Many dads can be the disciplinarian. The Mom and DD have this connection. But taking the time to try to understand DD's mind is the key and an activity most dads do not engage.
So the OP's DD is not ready to "strike out" on her own. Perhaps Dad has been dictating her life, and she is afraid of charging ahead by herself. Dad should give her space, then have a heart to heart conversation when the drama is less. tell her he supports her decisions, it is OK to take a break, and help her transition to being in charge of her own life. Versus just doing what dad wants. Explain to her the benefits softball can bring, but ONLY if DD wants it herself.
Before you know it, DD will be a grown woman, and Dad will not be able to dictate much of anything. The sooner a dad makes this transition for a young lady to adult, the deeper and better his relationship to DD will be.

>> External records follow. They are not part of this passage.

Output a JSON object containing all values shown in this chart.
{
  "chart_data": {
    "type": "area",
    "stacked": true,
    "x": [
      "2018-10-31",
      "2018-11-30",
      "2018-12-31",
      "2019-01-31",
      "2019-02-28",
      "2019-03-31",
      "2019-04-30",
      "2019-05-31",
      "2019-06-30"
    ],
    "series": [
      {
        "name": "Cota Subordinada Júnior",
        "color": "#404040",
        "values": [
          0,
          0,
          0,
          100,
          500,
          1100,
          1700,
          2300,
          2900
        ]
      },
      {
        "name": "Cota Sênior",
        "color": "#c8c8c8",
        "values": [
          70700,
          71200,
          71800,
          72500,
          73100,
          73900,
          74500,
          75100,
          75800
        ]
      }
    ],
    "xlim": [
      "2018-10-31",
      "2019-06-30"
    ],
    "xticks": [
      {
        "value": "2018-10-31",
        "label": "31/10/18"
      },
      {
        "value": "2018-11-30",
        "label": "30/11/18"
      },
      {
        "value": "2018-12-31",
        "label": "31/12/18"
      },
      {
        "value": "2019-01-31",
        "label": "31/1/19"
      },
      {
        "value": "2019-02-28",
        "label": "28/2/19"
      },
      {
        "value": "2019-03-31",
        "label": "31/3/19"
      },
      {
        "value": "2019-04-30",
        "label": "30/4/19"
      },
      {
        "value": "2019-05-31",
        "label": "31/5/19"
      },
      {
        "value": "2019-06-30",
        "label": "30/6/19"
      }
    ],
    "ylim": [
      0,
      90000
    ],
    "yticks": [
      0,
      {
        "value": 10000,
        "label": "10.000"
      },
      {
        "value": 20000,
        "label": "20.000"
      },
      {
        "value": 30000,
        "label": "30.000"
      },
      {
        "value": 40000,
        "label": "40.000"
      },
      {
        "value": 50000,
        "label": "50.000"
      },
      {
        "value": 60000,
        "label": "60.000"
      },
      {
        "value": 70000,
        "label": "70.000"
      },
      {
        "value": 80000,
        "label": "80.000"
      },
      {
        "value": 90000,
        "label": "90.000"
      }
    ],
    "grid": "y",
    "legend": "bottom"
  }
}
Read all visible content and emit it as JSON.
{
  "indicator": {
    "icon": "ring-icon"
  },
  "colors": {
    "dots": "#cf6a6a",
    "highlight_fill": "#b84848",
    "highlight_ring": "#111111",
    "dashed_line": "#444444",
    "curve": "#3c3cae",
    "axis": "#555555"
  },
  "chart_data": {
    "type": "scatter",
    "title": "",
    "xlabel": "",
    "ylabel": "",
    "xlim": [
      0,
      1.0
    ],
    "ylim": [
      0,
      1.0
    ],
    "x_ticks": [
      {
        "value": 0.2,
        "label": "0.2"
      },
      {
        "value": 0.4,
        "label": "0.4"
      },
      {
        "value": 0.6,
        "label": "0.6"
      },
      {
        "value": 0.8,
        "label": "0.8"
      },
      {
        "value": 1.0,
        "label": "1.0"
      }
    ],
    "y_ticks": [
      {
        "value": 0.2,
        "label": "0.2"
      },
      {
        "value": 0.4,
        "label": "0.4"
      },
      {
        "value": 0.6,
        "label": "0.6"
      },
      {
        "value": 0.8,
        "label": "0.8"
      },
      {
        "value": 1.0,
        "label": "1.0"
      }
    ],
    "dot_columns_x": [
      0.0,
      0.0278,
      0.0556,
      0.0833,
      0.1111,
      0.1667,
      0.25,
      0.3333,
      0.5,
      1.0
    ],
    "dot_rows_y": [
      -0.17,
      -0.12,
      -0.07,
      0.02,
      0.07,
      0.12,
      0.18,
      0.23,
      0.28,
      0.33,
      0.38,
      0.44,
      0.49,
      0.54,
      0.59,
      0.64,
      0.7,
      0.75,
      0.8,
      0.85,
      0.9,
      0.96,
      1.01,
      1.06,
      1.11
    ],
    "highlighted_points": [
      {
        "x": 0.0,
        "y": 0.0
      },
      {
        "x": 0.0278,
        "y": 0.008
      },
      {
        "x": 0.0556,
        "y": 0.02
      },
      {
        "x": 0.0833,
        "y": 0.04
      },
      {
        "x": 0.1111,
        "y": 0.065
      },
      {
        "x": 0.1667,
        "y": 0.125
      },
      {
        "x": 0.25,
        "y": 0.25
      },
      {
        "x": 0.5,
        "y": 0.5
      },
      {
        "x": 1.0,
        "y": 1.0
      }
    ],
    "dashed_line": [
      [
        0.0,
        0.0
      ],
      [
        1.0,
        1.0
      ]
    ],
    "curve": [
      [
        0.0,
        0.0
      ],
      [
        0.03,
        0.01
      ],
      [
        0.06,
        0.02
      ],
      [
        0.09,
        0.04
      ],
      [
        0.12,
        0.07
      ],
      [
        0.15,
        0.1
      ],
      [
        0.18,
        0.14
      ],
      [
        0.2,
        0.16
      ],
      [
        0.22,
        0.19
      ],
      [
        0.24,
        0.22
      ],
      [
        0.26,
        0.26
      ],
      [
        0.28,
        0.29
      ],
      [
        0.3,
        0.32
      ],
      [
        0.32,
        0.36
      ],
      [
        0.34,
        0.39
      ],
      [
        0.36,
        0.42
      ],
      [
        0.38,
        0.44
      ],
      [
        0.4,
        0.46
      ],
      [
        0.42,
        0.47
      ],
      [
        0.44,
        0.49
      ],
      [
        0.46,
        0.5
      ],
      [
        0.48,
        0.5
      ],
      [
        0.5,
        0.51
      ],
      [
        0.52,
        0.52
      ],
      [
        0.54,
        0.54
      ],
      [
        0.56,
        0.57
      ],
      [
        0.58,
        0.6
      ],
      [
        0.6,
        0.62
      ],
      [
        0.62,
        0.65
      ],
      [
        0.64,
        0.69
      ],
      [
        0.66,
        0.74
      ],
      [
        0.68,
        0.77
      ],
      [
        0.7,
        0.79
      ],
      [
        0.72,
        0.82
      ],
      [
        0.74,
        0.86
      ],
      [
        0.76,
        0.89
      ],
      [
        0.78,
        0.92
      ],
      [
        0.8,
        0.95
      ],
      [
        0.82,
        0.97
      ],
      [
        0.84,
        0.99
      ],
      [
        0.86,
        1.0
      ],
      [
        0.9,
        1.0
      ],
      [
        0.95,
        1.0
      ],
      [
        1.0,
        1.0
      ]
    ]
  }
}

A perfect example of this that dad's may understand and some may fear. If a DD is brought up to only do what Dad says. Guess what, she will look for that in her future mate/husband. On the surface some may think this is fine. But I have sat and watched many a DD with a dictator dad become "hooked up" in high school sooner. They want a boy to tell her what to do. Versus my DD who is in charge of her life. Understands what the boys are after, and knows she is not ready. And has been taught by her dad that her opinion matters and has the strength of character to tell the boys you are only getting close enough to DD on "her" terms.
I know this seems like outer space stuff to some Dads, especially the coaching Dads.